Tras decir esto, hizo una pausa y añadió: "Por supuesto, también existe una segunda posibilidad... que ese breve sonido nunca llegue hasta la gran campana, y solo yo, que estoy aquí, pueda oírlo."
Al oír esto, cerré los ojos en silencio y recuperé mi apariencia original. Luego pregunté: "Así que estabas haciendo que Qi Xia 'resonara'? ¿No se suponía que era un 'Desafortunado'?"
"¿Oh...? ¿'Desafortunado'...?" El Dragón Azul soltó una risita. "¿Acaso hay algún verdadero 'Desafortunado' en este lugar? La frecuencia de su voz es muy alta. Ya verás. El 'Paraíso' del que hablamos nosotros, la 'Tierra del Fin' que mencionan ellos, está a punto de cambiar."
"¿Cuál es tu verdadero propósito...?"
"Quiero saber quién es más fuerte, si Qi Xia o Chu Tianqiu", dijo el Dragón Azul. "¿Hay alguna forma de hacer que se enfrenten?"
Al oír sus palabras, yo también guardé silencio un momento.
Si fuera posible, no debería volver al lado de Chu Tianqiu. Después de todo, Chu Tianqiu era demasiado blando de corazón. Era demasiado bueno con todos los 'participantes'. Una persona tan bondadosa no era, en mi opinión, la candidata ideal para destruir este lugar.
"¿Qué necesidad hay?", repliqué. "Chu Tianqiu es como un 'puesto de socorro' instalado aquí. Ayuda a los que llama novatos a familiarizarse con el lugar, les da suministros... ¿Y pretendes compararlo con Qi Xia? ¡Qi Xia es alguien que una vez se plantó frente a ti y al Dragón Celestial!"
Al oír esto, el Dragón Azul sonrió. "¿Y qué? ¿Crees que Chu Tianqiu se detendrá ahí? Los engranajes del destino han empezado a girar sin motivo aparente, y los caminos que todos han trazado comenzarán a mostrarse a partir de ahora. Nuestro 'Paraíso' se convertirá en una tumba, y nos enterrará a todos aquí."
Al oír sus palabras, tragué saliva lentamente. Este hombre, como siempre, decía cosas completamente incomprensibles.

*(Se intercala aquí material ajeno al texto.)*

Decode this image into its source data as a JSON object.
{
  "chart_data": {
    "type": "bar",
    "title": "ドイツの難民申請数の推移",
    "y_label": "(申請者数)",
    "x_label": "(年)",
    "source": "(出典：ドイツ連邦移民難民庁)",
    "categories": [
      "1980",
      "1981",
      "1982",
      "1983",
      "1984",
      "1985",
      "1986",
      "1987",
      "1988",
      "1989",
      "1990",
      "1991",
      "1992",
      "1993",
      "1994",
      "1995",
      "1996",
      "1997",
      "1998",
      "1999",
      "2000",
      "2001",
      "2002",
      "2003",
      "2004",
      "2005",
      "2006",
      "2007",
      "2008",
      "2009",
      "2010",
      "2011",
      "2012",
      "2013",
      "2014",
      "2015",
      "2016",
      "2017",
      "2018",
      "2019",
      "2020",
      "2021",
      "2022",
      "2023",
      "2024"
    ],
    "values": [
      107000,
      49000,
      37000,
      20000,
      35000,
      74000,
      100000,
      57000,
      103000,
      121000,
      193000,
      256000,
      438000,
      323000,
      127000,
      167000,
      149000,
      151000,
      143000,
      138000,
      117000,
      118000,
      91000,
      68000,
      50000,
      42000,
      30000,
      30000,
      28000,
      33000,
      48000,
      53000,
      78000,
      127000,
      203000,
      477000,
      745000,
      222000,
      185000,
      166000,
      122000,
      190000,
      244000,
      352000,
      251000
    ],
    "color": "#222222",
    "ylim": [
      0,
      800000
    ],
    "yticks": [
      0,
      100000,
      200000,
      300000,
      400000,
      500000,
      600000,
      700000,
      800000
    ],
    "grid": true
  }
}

Hizo una pausa y continuó: "Solo que... no estoy seguro de que esta vez termine como antes, con la caída de una gran cantidad de fuertes. El cielo de este lugar ya está teñido de rojo por la sangre. ¿Cuántas más de estas transformaciones podrá soportar?"
"Entonces... ¿qué quieres que haga?", pregunté tentativamente.
"Da igual", negó con la cabeza el Dragón Azul. "No importa el método que uses, mientras consigas crear una grieta entre ellos dos y que se enfrenten de alguna manera, para mí será un gran espectáculo."
Tras decir esto, me miró de nuevo: "Por ejemplo... usa tu 'Resonancia', hazte pasar por Chu Tianqiu y siembra la discordia entre ellos."